The brisket, was between 4 and 5 lbs and from US Wellness Meats and I largely followed Against All Grain‘s recipe for the brine (and instructions on cooking), though I only left mine in the brine for 2 days. Mine was a combination of

  • salt
  • cinnamon
  • allspice
  • mustard seeds
  • cloves
  • black pepper
  • juniper berries
  • bay leaves
  • ground ginger

To make the actual corned beef and cabbage, I put the brined brisket in a large stock pot.

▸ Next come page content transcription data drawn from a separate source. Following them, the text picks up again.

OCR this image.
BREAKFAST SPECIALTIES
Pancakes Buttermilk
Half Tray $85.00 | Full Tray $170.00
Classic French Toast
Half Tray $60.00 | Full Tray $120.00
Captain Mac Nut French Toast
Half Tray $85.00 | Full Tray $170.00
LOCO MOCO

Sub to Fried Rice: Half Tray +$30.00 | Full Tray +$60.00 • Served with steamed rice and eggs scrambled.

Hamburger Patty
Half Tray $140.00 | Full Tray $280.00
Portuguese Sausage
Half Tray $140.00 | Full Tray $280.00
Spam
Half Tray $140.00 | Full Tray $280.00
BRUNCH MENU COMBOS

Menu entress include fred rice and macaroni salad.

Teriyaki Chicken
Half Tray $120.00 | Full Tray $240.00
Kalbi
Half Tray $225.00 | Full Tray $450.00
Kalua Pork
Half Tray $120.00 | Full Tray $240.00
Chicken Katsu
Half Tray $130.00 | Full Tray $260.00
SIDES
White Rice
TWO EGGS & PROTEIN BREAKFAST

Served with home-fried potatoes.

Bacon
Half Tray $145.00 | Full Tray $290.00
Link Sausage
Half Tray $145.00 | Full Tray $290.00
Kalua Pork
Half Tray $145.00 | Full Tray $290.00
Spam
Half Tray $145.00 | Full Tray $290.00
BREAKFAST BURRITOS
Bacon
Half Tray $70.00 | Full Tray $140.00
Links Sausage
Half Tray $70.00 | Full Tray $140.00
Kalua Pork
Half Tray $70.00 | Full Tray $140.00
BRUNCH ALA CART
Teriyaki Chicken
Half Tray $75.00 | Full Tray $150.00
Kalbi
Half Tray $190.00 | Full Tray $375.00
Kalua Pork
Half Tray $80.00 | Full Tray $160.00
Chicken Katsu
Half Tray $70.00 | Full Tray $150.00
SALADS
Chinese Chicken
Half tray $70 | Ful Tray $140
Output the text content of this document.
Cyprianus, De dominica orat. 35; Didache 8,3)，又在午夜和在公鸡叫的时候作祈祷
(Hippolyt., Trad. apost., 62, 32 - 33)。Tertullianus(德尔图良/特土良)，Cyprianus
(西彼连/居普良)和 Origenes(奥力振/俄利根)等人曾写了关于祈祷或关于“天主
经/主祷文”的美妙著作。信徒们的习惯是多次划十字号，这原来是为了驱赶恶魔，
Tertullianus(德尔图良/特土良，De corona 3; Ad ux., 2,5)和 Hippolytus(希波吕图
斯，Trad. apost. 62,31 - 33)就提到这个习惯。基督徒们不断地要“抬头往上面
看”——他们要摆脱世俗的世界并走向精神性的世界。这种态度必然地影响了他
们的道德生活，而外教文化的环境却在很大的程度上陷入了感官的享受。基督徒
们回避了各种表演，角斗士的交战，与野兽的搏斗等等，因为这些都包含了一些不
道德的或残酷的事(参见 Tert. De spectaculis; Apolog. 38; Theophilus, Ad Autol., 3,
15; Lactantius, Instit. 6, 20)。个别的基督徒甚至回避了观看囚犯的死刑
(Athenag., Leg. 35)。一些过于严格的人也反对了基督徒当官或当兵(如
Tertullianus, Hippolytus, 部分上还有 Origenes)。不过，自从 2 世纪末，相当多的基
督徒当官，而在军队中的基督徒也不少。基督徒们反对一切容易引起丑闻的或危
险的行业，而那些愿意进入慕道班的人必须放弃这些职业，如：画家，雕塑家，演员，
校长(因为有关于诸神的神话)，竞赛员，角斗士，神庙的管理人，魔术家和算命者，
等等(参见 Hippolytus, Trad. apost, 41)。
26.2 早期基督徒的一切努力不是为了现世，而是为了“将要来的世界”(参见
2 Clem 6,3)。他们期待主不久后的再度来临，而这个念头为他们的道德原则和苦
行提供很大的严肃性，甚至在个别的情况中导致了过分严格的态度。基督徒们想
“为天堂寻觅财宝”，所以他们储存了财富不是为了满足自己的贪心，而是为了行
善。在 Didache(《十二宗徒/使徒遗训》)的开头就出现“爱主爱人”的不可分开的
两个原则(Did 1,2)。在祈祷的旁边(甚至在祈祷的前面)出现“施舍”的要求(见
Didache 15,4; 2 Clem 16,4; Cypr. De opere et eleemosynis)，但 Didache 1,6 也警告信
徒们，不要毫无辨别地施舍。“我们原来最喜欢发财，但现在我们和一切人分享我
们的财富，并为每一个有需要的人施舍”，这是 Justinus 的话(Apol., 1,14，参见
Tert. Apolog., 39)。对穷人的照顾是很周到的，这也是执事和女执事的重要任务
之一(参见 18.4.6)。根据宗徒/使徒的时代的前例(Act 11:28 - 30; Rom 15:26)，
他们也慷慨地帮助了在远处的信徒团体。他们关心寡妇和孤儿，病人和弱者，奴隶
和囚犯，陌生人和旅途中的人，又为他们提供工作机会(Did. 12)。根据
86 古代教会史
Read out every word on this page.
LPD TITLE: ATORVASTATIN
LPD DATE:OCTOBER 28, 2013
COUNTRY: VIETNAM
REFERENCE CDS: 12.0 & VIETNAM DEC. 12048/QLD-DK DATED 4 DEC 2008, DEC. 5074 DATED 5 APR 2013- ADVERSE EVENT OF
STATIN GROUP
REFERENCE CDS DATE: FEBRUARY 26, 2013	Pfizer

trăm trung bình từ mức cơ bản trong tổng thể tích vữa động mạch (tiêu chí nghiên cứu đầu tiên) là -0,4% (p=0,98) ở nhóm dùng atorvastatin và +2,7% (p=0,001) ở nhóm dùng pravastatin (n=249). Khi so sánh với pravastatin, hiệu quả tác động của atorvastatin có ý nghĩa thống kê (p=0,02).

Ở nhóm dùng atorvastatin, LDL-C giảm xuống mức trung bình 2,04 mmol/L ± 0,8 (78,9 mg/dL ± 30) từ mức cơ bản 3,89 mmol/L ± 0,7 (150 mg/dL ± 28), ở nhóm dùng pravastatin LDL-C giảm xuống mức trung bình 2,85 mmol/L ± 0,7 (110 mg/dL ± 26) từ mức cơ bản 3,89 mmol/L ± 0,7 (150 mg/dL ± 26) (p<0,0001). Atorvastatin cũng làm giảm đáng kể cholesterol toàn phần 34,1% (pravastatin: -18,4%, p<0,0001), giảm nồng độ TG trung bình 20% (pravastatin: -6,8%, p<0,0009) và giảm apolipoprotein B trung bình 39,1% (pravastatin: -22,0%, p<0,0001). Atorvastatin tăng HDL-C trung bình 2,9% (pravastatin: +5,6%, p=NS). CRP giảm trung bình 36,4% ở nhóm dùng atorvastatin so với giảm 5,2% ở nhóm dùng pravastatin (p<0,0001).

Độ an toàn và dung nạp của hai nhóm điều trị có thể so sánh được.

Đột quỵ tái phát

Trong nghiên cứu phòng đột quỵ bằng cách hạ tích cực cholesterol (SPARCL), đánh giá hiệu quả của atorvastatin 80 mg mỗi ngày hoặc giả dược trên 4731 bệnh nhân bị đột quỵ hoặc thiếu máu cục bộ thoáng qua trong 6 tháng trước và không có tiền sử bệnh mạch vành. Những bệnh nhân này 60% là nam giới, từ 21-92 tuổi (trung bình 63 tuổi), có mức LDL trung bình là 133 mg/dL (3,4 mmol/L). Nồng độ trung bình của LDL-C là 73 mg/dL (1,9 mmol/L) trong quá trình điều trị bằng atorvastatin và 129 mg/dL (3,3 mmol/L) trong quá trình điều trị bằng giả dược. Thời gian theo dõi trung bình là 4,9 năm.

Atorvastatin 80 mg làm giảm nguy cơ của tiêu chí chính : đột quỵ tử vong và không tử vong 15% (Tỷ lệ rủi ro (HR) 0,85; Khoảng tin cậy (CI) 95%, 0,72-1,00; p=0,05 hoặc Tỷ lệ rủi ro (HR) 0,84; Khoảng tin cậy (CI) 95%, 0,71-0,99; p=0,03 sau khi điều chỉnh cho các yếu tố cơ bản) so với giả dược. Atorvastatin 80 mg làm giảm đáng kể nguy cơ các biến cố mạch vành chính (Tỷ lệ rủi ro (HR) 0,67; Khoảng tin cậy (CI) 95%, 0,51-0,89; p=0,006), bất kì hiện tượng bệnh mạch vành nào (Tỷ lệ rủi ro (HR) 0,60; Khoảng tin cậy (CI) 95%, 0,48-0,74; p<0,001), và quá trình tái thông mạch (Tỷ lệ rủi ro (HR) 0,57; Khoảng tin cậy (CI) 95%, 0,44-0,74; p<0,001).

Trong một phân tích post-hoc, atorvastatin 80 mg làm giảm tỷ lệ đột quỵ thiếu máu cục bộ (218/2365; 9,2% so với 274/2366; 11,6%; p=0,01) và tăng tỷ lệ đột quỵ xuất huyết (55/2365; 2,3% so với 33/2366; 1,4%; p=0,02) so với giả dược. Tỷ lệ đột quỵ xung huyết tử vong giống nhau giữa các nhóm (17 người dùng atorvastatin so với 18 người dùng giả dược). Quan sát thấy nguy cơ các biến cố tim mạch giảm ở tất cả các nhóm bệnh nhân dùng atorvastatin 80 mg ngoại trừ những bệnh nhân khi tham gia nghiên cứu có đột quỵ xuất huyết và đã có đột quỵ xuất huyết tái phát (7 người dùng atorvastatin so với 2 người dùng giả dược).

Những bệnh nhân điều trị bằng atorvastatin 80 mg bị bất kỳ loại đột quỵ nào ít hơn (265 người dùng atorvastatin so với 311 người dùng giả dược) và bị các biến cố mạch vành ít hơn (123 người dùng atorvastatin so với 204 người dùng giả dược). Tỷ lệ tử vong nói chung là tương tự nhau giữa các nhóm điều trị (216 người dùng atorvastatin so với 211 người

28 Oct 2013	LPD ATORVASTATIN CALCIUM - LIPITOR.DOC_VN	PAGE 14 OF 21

I added 1 Quart of “Cabbage Broth” that I had frozen from last time I made corned beef, so you can use water, chicken broth, vegetable broth, or anything you have on hand. I also added aboout 6-8 cups of water, enough to cover the brisket with about an inch. I added the same seasonings from above, excluding the salt and cloves. Then I covered, and brought to a boil. In the meantime, I peeled, chopped, and added 3 large carrots, 4-6 stalks of celery, 2 onions, and 5 cloves of garlic to the pot. Once it came to a boil, I lowered the heat and let it simmer 3 1/2 hours.

To finish, I cored and quartered a head of cabbage, and added it to the pot, as well as about 2 cups of extra water. I covered the pot and let it simmer about 45 minutes longer until the cabbage was soft and tender.